For this kind of a data, HDF5-based formats perform much better.

Things to remember

  1. There is no file format that is good for every use case.

  2. Usually, your research question determines which libraries you want to use to solve it. Similarly, the data format you have determines file format you want to use.

  3. However, if you’re using a previously existing framework or tools or you work in a specific field, you should prioritize using the formats that are used in said framework/tools/field.

  4. When you’re starting your project, it’s a good idea to take your initial data, clean it, and store the results in a good binary format that works as a starting point for your future analysis. If you’ve written the cleaning procedure as a script, you can always reproduce it.

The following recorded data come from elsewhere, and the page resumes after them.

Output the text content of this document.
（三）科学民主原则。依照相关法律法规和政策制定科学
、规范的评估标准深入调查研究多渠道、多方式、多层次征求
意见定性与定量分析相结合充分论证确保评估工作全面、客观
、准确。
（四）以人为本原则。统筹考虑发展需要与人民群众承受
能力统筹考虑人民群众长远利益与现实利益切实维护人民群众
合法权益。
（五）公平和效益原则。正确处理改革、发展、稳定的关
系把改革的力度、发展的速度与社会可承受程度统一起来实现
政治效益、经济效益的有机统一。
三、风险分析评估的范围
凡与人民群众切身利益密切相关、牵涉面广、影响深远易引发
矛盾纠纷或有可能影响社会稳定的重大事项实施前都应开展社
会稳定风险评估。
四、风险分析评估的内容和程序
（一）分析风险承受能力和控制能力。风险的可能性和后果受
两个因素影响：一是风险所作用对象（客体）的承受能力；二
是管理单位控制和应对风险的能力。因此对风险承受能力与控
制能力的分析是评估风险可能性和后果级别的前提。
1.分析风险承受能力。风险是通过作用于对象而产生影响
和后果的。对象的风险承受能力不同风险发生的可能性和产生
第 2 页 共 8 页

  5. Throughout your work, you should use code to turn important data to human-readable format (e.g. plots, averages, DataFrame.head()), not to keep your full data in a human-readable format.

  6. Once you’ve finished, you should store the data in a format that can be easily shared to other people.

Other file formats

Pickle

Key features

  • Type: Binary format

  • Packages needed: None (pickle-module is included with Python).

  • Space efficiency: Ok.

  • Good for sharing/archival: No! See warning below.

  • Tidy data:
    • Speed: Ok

    • Ease of use: Ok

  • Array data:
    • Speed: Ok

    • Ease of use: Ok

  • Best use cases: Saving Python objects for debugging.

Warning

Loading pickles that have been provided from untrusted sources is risky as they can contain arbitrary executable code.

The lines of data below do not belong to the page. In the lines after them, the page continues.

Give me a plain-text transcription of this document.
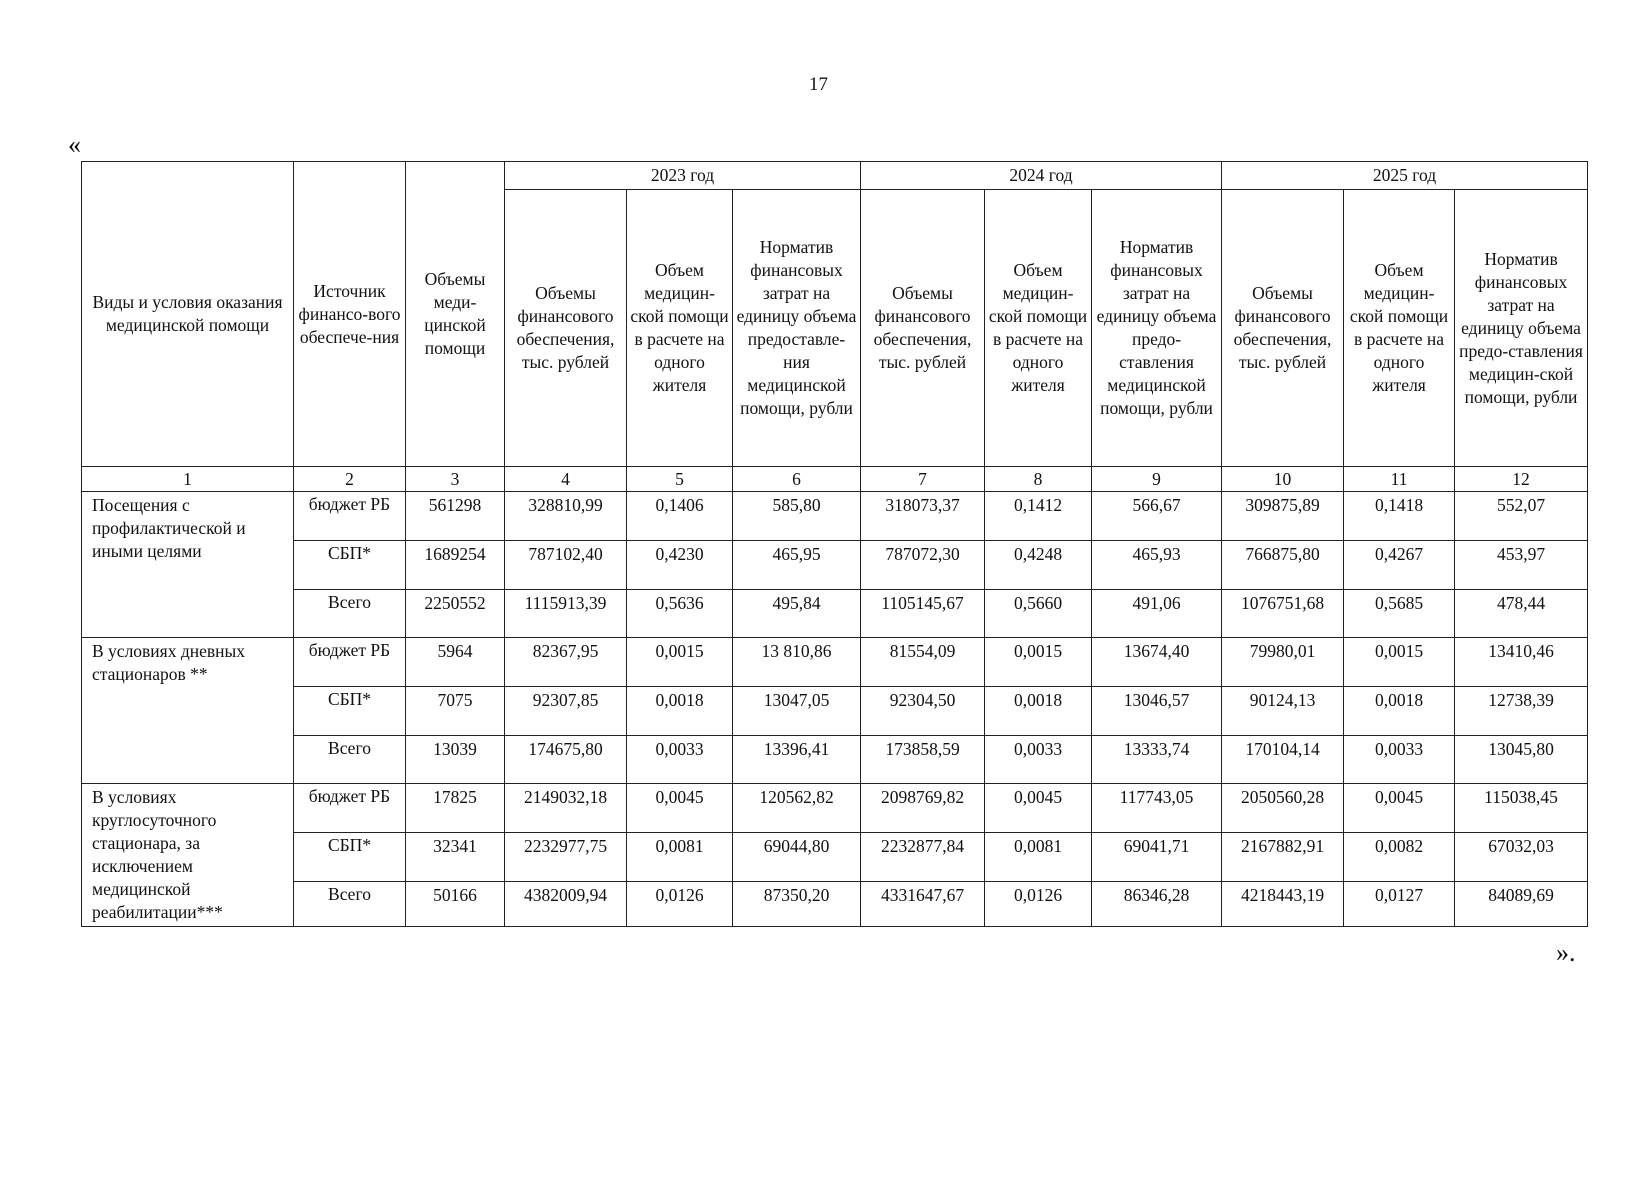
17
«
Виды и условия оказания медицинской помощи	Источник финансо-вого обеспече-ния	Объемы меди-цинской помощи	2023 год			2024 год			2025 год		
			Объемы финансового обеспечения, тыс. рублей	Объем медицин-ской помощи в расчете на одного жителя	Норматив финансовых затрат на единицу объема предоставле-ния медицинской помощи, рубли	Объемы финансового обеспечения, тыс. рублей	Объем медицин-ской помощи в расчете на одного жителя	Норматив финансовых затрат на единицу объема предо-ставления медицинской помощи, рубли	Объемы финансового обеспечения, тыс. рублей	Объем медицин-ской помощи в расчете на одного жителя	Норматив финансовых затрат на единицу объема предо-ставления медицин-ской помощи, рубли
1	2	3	4	5	6	7	8	9	10	11	12
Посещения с профилактической и иными целями	бюджет РБ	561298	328810,99	0,1406	585,80	318073,37	0,1412	566,67	309875,89	0,1418	552,07
	СБП*	1689254	787102,40	0,4230	465,95	787072,30	0,4248	465,93	766875,80	0,4267	453,97
	Всего	2250552	1115913,39	0,5636	495,84	1105145,67	0,5660	491,06	1076751,68	0,5685	478,44
В условиях дневных стационаров **	бюджет РБ	5964	82367,95	0,0015	13 810,86	81554,09	0,0015	13674,40	79980,01	0,0015	13410,46
	СБП*	7075	92307,85	0,0018	13047,05	92304,50	0,0018	13046,57	90124,13	0,0018	12738,39
	Всего	13039	174675,80	0,0033	13396,41	173858,59	0,0033	13333,74	170104,14	0,0033	13045,80
В условиях круглосуточного стационара, за исключением медицинской реабилитации***	бюджет РБ	17825	2149032,18	0,0045	120562,82	2098769,82	0,0045	117743,05	2050560,28	0,0045	115038,45
	СБП*	32341	2232977,75	0,0081	69044,80	2232877,84	0,0081	69041,71	2167882,91	0,0082	67032,03
	Всего	50166	4382009,94	0,0126	87350,20	4331647,67	0,0126	86346,28	4218443,19	0,0127	84089,69
».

Pickle is Python’s own serialization library. It allows you to store Python objects into a binary file, but it is not a format you will want to use for long term storage or data sharing. It is best suited for debugging your code by saving the Python variables for later inspection:

import pickle

with open('data_array.pickle', 'wb') as f:
    pickle.dump(data_array, f)

with open('data_array.pickle', 'rb') as f:
    data_array_pickle = pickle.load(f)

JSON (JavaScript Object Notation)

Key features

  • Type: Text format

  • Packages needed: None (json-module is included with Python).

  • Space efficiency: Ok.

  • Good for sharing/archival: No! See warning below.

  • Tidy data:
    • Speed: Ok

    • Ease of use: Ok

  • Array data:
    • Speed: Ok

    • Ease of use: Ok

  • Best use cases: Saving Python objects for debugging.

JSON is another popular human-readable data format. It is especially common when dealing with web applications (REST-APIs etc.). However, when you’re working with big data, you rarely want to keep your data in this format.

Similarly to other popular files, Pandas can write and read json files with to_json- and read_json-functions:

dataset.to_json('dataset.json')
dataset_json = pd.read_csv('dataset.json')

However, JSON is often used to represent hierarchical data with multiple layers or multiple connections. For such data you might need to do a lot more processing.

Excel (binary)

Key features

  • Type: Text format

  • Packages needed: openpyxl

  • Space efficiency: Bad.

  • Good for sharing/archival: Maybe.

  • Tidy data:
    • Speed: Bad

    • Ease of use: Good

  • Array data:
    • Speed: Bad

    • Ease of use: Ok

  • Best use cases: Sharing data in many fields. Quick data analysis.

Excel is very popular in social sciences and economics. However, it is not a good format for data science.

See Pandas’ documentation on working with Excel files.

Using Excel files with Pandas requires openpyxl-package to be installed.

See also

Keypoints

  • Pandas can read and write a variety of data formats.

  • There are many good, standard formats, and you don’t need to create your own.

  • There are plenty of other libraries dedicated to various formats.